Kennedy’s team claims they have secured ballot access in nine states and collected enough signatures in 15 others. In theory, this would give him access to 323 electoral votes. Still, many of these states have yet to certify his eligibility. So far, only Delaware, Tennessee, Oklahoma, Utah, and Michigan have confirmed Kennedy will appear on their state ballots.

Public interest in an alternative to Trump and Biden has waned, and Kennedy’s poll numbers have dropped. He currently polls at 10.7% in a RealClearPolitics average of a three-way hypothetical matchup, down from 12.3% in late March. Other polls show him even lower, around 7.8%, down from 11.9% in late February.

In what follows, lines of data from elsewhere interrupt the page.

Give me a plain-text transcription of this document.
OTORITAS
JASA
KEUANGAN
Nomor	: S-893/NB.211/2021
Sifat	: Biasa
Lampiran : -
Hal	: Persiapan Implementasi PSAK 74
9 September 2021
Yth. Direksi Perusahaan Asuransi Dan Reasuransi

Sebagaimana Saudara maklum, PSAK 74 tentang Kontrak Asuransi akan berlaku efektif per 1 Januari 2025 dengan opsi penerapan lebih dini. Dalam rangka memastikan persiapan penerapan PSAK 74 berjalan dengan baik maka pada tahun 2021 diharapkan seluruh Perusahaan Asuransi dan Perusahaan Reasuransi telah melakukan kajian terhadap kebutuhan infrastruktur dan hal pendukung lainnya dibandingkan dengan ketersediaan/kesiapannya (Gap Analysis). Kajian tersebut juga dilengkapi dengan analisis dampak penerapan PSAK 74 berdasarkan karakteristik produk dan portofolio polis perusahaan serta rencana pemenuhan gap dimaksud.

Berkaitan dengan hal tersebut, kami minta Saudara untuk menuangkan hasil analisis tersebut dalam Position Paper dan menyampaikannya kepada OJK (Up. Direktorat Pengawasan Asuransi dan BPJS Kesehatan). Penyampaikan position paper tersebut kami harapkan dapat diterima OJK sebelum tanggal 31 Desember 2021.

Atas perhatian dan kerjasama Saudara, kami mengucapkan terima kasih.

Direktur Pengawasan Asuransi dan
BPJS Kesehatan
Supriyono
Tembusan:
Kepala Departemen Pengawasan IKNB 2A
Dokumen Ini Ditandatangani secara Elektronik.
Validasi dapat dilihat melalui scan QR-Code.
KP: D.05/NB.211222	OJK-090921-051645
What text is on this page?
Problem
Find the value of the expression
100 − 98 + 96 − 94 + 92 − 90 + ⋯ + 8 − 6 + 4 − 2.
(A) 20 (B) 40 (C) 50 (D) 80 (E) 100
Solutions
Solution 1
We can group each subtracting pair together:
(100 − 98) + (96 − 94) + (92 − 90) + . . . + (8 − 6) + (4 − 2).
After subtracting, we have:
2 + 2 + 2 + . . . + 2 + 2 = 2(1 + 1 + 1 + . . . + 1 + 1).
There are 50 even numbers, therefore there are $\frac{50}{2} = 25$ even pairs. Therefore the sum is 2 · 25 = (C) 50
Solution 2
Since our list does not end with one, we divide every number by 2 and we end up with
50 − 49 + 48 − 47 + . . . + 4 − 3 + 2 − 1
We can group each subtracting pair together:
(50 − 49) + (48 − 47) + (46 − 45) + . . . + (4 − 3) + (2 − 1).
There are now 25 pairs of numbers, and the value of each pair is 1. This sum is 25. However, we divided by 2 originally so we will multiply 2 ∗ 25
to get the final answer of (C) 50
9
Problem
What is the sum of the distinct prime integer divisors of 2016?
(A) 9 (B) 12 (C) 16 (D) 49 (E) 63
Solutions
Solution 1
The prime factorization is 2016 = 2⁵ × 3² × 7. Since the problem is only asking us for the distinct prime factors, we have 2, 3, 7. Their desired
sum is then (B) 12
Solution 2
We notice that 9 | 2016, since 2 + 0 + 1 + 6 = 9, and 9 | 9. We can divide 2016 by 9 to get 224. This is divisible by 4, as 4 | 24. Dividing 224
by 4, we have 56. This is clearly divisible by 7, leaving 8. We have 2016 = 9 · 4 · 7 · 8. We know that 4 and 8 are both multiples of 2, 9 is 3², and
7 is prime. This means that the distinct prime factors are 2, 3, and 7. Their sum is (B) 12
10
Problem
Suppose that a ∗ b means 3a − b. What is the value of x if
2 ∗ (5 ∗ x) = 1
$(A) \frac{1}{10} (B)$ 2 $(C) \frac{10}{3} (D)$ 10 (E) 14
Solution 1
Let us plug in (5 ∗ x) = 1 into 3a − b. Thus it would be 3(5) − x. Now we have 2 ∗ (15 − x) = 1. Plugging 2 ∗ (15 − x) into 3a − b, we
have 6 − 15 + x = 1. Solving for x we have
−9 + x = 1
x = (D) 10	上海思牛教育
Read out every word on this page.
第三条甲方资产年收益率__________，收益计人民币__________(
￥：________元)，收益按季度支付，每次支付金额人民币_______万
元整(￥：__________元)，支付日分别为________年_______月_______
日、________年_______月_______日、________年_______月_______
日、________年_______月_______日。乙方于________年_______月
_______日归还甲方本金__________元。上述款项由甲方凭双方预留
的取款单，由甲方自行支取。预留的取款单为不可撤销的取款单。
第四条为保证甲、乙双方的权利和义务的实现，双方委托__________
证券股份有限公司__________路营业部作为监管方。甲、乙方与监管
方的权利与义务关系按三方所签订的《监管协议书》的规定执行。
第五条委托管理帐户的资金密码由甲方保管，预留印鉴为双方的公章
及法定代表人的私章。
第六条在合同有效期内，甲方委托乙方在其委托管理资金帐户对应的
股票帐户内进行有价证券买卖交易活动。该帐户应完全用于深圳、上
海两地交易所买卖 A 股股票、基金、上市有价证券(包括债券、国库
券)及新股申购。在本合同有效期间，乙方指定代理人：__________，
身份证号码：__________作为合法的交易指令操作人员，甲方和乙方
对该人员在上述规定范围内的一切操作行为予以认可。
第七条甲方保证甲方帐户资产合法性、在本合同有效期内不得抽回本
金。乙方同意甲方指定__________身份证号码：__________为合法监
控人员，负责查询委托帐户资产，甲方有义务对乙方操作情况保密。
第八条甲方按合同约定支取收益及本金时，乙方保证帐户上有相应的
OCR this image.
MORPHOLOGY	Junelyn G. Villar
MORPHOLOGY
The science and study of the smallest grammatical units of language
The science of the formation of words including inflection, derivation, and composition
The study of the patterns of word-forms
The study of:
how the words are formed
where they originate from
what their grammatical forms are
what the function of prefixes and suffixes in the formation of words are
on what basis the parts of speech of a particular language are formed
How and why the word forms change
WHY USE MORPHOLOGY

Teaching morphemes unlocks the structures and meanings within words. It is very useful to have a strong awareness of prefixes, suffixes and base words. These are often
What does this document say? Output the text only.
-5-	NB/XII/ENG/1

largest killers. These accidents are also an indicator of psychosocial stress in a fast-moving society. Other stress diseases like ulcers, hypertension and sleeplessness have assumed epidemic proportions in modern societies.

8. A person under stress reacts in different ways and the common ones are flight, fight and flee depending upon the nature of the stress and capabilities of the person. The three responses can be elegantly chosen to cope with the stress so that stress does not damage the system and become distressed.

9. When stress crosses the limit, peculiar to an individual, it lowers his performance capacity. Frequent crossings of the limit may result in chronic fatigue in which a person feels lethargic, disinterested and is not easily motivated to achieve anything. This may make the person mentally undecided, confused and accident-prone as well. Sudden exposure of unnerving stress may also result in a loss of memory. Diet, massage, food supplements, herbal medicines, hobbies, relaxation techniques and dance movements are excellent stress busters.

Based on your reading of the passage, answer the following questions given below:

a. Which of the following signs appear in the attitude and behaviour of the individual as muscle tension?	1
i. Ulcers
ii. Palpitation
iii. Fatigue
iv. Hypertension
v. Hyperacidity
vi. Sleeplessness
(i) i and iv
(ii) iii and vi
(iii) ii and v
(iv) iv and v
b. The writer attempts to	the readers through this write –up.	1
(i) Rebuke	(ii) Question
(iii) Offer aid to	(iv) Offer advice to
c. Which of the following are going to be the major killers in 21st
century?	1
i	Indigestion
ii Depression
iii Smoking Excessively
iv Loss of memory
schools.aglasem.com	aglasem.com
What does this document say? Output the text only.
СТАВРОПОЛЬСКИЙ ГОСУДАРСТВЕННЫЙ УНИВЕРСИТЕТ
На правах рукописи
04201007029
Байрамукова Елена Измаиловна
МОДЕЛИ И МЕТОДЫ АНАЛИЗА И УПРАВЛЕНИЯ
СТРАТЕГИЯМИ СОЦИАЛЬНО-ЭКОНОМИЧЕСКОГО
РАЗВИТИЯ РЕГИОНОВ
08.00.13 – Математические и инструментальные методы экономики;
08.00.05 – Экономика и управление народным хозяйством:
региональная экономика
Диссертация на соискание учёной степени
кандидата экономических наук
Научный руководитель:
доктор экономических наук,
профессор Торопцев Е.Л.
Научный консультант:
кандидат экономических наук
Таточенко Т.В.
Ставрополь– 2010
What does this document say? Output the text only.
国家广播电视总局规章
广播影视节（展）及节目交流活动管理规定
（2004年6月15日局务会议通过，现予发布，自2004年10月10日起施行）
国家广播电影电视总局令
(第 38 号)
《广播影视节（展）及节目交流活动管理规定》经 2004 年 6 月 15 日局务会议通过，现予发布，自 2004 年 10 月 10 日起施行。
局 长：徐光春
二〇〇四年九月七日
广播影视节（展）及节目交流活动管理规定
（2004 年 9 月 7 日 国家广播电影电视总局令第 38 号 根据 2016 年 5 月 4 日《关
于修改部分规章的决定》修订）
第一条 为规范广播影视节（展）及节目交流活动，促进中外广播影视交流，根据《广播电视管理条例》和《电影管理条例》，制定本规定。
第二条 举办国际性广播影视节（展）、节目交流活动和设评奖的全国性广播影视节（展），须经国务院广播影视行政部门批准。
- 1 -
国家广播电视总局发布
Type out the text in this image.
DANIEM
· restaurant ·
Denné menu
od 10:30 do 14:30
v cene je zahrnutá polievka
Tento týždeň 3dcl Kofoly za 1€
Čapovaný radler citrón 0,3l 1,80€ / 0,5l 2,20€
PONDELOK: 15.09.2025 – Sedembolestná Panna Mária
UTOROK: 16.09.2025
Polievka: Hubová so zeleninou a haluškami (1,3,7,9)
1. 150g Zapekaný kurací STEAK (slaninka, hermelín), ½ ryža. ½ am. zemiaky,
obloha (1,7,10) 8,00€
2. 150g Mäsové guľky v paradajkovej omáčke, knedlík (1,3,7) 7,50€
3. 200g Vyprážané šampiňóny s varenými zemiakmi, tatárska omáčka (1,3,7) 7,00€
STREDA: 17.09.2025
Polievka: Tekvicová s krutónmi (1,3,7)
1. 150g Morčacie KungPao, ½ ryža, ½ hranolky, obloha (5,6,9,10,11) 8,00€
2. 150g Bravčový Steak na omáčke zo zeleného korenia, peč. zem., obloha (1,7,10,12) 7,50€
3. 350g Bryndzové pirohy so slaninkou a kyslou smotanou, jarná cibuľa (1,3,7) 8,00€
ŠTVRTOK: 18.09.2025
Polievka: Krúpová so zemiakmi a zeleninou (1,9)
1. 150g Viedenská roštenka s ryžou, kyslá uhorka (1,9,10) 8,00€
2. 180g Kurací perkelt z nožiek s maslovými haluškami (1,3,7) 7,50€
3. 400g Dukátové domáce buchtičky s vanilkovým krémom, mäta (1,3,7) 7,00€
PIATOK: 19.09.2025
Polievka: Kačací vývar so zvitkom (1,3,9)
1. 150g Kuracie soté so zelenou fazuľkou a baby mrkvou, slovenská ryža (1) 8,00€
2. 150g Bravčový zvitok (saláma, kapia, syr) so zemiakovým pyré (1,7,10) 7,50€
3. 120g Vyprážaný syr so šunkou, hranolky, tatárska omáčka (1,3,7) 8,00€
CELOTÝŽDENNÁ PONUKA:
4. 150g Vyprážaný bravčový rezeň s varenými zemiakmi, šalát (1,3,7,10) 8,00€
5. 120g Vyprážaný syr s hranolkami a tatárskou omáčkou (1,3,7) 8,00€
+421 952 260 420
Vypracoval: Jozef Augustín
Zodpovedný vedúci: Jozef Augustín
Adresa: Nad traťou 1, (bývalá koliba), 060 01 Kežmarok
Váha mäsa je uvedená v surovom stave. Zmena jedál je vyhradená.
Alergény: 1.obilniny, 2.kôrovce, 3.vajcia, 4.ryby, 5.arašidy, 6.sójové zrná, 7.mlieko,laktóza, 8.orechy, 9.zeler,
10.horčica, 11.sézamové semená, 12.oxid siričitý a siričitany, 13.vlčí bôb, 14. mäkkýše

Even if Kennedy had made the debate stage, political experts question whether it would have significantly boosted his campaign. Bernard Tamas, an expert on third-party politics, suggests that debates rarely offer lasting benefits to any candidate, especially third-party ones. Tamas also noted that Kennedy relies more on his famous name and general voter dissatisfaction than on compelling issues.

Kennedy’s campaign has filed a complaint with the Federal Election Commission, accusing CNN of colluding with Biden and Trump to keep him off the debate stage. Despite more than 219,000 people signing a petition to support his inclusion, it appears unlikely that the FEC will intervene.

After being left out of the CNN debate, the Democratic National Committee mocked Kennedy’s campaign, highlighting his struggles with ballot access and fundraising. Kennedy’s campaign raised just $2.6 million in May, far behind Biden and Trump.

Despite these challenges, Kennedy still has a chance to make ABC News’s presidential debate on September 10, which has the exact requirements as the first debate. He reached 15% in three national polls and could meet the threshold before September.

Kennedy’s campaign is clearly in a tough spot. After being snubbed from the debate, his path to the presidency looks steeper than ever. Whether he can overcome these obstacles and remain a viable candidate remains to be seen.